Après presqu'un an de guerre en Ukraine, assiste-t-on à un tournant? La livraison de chars d'assaut à l'Ukraine autorisée par Washington et Berlin témoigne d'une volonté des Etats-Unis et de l'Union européenne d'intensifier leur engagement matériel pour faire plier Vladimir Poutine. Dans le même temps, une autre guerre, plus feutrée mais tout aussi importante, se déroule depuis décembre qui touche à son nerf : l'argent. Imposés par les pays du G7 et leurs alliés depuis le 5 décembre, l'embargo européen et le plafonnement du prix du baril de pétrole russe exporté commencent à produire leurs effets.

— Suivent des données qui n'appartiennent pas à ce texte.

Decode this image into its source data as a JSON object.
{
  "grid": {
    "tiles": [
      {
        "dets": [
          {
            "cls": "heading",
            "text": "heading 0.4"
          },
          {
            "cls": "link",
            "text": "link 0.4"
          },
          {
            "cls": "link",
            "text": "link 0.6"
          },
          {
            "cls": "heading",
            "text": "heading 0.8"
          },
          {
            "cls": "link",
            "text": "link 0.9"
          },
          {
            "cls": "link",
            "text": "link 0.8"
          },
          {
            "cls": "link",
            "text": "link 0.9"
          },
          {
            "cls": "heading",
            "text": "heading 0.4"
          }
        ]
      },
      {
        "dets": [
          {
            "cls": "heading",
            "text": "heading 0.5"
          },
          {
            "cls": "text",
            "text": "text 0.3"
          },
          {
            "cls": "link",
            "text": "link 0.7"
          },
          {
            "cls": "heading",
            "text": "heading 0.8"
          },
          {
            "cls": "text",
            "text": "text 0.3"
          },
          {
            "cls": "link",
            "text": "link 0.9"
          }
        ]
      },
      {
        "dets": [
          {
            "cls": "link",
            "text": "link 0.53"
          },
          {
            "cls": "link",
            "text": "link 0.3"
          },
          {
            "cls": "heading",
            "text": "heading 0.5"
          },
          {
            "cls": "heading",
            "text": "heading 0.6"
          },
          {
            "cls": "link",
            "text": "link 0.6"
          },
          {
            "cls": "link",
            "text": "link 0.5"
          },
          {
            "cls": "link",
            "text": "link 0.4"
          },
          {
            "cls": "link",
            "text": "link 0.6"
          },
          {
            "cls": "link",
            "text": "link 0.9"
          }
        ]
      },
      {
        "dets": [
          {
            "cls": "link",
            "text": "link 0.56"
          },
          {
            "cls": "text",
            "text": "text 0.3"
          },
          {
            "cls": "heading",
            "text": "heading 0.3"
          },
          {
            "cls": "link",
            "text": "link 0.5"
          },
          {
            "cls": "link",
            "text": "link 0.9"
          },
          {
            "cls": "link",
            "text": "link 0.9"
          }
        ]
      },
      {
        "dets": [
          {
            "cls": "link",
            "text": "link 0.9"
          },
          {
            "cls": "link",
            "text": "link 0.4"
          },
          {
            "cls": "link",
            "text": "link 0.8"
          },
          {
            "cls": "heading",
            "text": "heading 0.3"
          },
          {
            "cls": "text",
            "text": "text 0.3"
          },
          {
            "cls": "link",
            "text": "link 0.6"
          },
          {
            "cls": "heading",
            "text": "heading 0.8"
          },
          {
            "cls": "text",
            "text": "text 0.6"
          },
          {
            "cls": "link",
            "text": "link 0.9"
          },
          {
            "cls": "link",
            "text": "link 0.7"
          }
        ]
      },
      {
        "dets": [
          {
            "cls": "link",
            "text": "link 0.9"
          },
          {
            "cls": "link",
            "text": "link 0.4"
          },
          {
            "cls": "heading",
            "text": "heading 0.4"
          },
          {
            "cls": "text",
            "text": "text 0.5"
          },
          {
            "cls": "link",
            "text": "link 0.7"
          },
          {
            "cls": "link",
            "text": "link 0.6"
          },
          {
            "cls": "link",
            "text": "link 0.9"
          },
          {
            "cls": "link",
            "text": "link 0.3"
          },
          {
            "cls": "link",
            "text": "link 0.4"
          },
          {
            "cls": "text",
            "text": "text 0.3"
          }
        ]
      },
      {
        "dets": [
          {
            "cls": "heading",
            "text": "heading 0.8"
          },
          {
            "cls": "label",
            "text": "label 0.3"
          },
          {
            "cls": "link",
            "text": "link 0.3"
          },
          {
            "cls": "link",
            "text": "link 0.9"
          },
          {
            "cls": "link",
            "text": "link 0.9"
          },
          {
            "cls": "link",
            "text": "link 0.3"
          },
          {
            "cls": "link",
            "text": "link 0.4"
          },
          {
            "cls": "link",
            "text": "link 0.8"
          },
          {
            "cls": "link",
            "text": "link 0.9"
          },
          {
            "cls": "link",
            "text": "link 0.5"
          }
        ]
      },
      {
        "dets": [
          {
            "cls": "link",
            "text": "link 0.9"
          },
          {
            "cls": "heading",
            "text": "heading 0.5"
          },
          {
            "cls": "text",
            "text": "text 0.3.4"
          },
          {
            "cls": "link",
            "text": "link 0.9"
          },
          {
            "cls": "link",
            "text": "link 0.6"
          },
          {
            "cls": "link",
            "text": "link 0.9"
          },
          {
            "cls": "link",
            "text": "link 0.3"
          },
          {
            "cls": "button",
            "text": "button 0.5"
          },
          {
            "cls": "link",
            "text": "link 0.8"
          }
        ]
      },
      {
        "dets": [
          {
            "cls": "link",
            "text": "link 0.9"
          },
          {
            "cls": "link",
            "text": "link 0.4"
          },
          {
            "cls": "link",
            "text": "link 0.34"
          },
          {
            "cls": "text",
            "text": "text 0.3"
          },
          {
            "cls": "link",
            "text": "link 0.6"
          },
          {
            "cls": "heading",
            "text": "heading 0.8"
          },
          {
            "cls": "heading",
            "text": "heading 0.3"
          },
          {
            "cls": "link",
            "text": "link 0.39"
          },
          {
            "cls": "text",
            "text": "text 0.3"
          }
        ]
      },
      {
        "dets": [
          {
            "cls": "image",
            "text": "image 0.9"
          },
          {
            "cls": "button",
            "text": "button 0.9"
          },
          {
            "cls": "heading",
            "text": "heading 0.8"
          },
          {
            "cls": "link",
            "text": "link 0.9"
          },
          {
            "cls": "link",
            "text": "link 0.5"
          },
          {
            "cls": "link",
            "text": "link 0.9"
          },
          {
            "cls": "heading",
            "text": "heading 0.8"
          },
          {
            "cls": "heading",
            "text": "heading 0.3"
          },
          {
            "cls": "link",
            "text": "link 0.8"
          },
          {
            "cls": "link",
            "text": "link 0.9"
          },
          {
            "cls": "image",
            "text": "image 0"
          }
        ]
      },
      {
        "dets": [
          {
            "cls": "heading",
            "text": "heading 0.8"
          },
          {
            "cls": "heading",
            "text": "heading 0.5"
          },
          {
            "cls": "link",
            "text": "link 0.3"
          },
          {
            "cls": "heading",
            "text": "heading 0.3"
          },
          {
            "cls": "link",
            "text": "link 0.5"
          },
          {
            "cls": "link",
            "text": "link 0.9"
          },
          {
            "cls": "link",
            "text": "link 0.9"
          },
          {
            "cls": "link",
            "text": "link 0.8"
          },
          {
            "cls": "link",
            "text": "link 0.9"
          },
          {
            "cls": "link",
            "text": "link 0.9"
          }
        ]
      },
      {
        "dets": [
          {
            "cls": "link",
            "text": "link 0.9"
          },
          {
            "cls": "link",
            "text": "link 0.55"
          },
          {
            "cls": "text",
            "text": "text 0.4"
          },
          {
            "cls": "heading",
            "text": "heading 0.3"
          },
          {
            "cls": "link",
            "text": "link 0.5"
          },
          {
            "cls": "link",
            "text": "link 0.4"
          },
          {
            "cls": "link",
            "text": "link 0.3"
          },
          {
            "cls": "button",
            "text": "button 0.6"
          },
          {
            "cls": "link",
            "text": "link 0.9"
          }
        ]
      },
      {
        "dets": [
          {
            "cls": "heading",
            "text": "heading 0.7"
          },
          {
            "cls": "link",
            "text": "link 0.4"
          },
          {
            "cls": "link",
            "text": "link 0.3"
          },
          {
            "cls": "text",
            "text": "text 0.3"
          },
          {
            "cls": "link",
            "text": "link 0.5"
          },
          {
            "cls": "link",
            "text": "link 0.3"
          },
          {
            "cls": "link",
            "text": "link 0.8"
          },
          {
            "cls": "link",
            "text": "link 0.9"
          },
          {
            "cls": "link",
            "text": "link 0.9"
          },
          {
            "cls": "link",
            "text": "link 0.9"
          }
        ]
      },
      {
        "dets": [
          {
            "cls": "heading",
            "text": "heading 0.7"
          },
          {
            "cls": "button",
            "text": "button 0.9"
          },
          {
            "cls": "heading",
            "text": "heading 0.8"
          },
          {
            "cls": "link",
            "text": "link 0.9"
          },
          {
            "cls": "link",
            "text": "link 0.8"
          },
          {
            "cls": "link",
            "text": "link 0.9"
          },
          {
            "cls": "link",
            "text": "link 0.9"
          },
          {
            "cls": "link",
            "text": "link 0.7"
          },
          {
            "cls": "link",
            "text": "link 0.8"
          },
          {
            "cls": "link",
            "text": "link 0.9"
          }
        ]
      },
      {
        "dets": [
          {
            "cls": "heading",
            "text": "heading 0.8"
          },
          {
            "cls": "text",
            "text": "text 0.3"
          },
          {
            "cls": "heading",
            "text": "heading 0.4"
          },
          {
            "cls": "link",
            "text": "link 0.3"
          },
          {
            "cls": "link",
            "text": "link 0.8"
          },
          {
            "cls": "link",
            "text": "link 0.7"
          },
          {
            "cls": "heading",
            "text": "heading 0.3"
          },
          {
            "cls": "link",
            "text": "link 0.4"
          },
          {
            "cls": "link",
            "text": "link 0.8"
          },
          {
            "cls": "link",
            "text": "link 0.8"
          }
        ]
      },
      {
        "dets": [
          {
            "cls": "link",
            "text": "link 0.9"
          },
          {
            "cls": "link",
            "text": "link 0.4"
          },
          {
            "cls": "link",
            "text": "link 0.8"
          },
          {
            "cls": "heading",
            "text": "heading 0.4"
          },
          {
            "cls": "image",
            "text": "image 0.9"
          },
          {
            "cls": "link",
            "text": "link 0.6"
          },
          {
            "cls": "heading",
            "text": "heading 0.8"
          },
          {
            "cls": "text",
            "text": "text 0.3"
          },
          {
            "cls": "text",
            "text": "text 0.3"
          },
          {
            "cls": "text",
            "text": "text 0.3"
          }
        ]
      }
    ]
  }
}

Selon les économistes du KSE Institute, un think tank basé à Kiev, la Russie a engrangé en décembre 12,6 milliards de dollars de revenus pétroliers, soit 2,1 milliards de dollars de moins que la moyenne des revenus mensuels de 2021. « Nous anticipons un effondrement des revenus du pétrole et du gaz en 2023, ce qui va rendre la Russie vulnérable », estiment-ils, soulignant que d'ores et déjà « le différentiel entre le Brent et l'Ural est passé de 20-30 dollars par baril à 35 dollars en décembre ». En raison de cette décote, consentie à ses principaux clients que sont devenus la Chine, l'Inde et la Turquie, la Russie a perdu l'équivalent de 50 milliards de dollars en 2022. Un effet amplifié par la dépréciation du rouble depuis juin face au dollar.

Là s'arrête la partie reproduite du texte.